Quelques jolis vers :
« L’un se terre au matin des ruelles brumeuses »
« Et lorsque la nuit boit le fracas du trottoir »
« S’ouvriront sur l’oubli de nos villes muettes »

J’ai un peu moins aimé « les chaleurs désuètes » et « nu de soleil »

Une agréable lecture matinale, malgré la lourdeur du thème.

   Meleagre   
8/10/2009
 a aimé ce texte 
Beaucoup ↑
Ce poème met en valeur un sujet qui dérange, mais qui revient dans l'air du temps : l'exclusion sociale, la misère.
Ces vers nobles, ce sonnet en alexandrins bien scandés leur donne par la poésie une grandeur inaccoutumée.
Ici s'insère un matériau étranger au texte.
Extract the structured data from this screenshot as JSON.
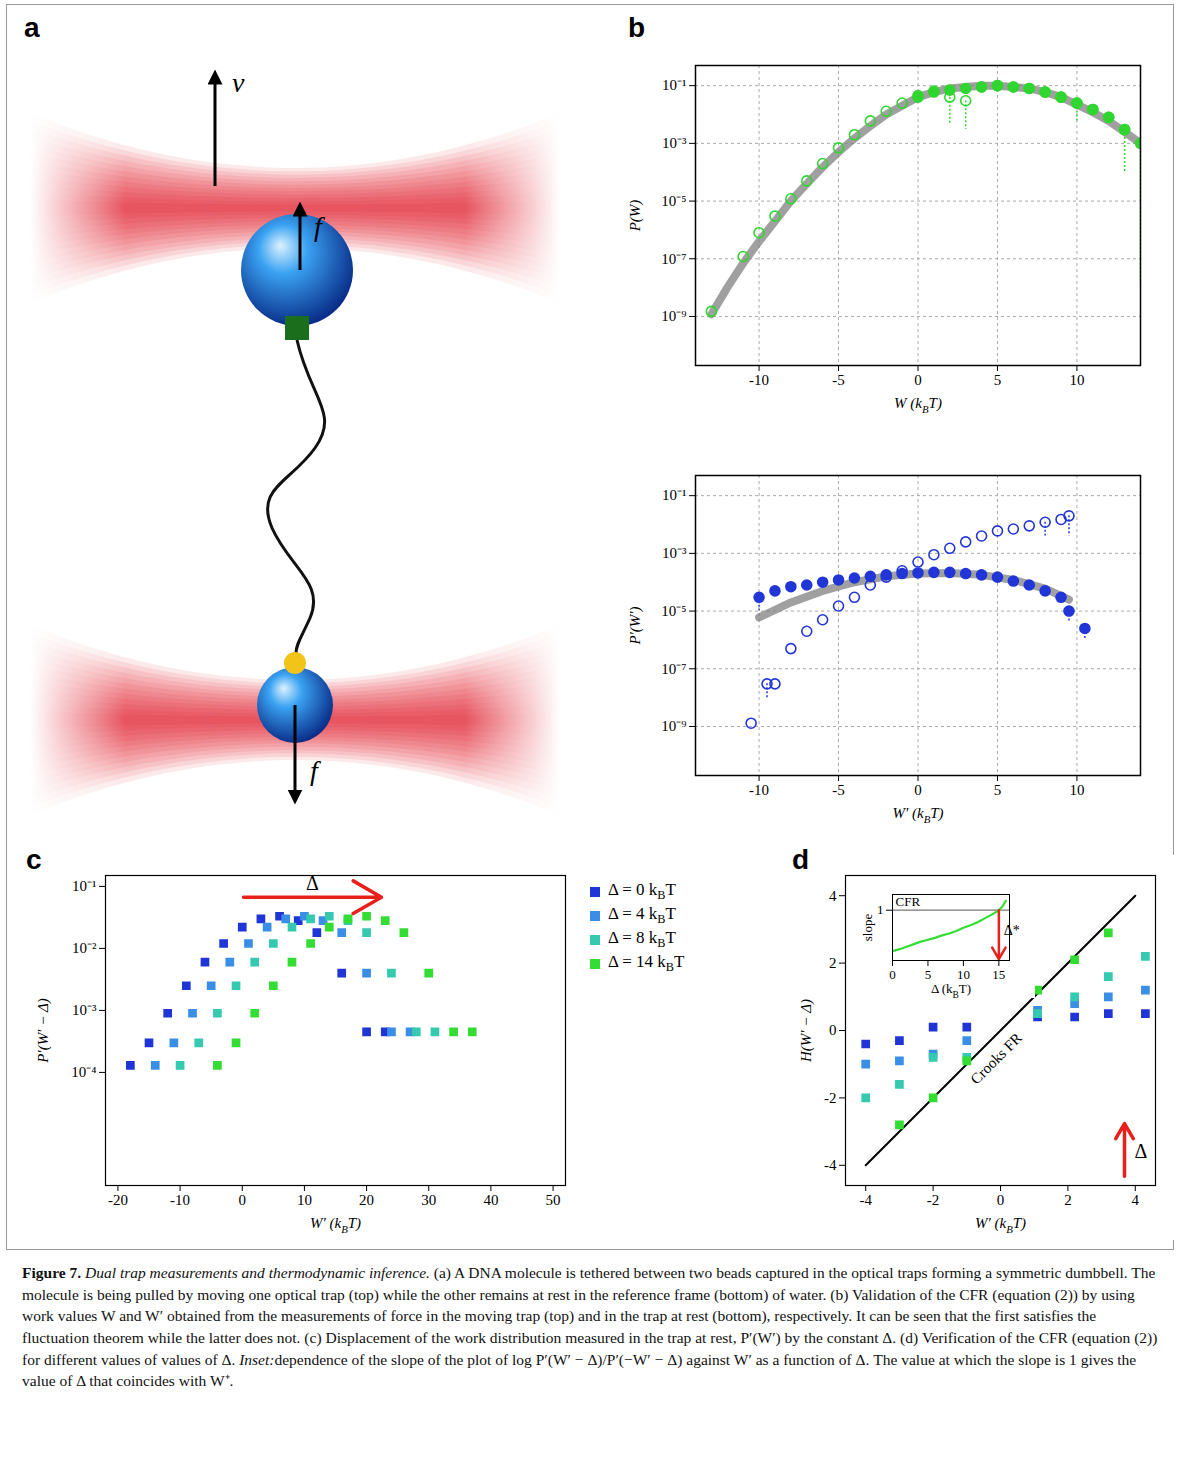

Quelques vers magnifiques émaillent ce poème : "rivé, du coin de l'oeil, aux façades lépreuses / D'un quelconque bistrot au néon lancinant.", "Et lorsque la nuit boit le fracas du trottoir, / Que se remplit d'alcool leur puits de désespoir", ainsi que l'ensemble du dernier tercet.
Je suis un peu moins convaincu par "haïr le macadam grouillant", les "chaleurs désuètes" et par le matin "nu de soleil".
Mais ce sonnet, qui décrit avec grandeur et richesse des hommes petits et miséreux, semble enjoliver cette dure réalité : finalement, ce poème dérange beaucoup moins qu'un reportage sur les sans-abris.
Merci Pieralun pour cette mise en poème de l'indifférence, vue par ceux qui en souffrent.

   Anonyme   
8/10/2009
 a aimé ce texte 
Un peu ↓
Bon, ben je suis navrée mais là on a un cas typique de poésie classique (neo classique scuzi!) qui ne me touche pas, bien écrite, mesurée mais pas faite pour moi et mes gouts... scuzi.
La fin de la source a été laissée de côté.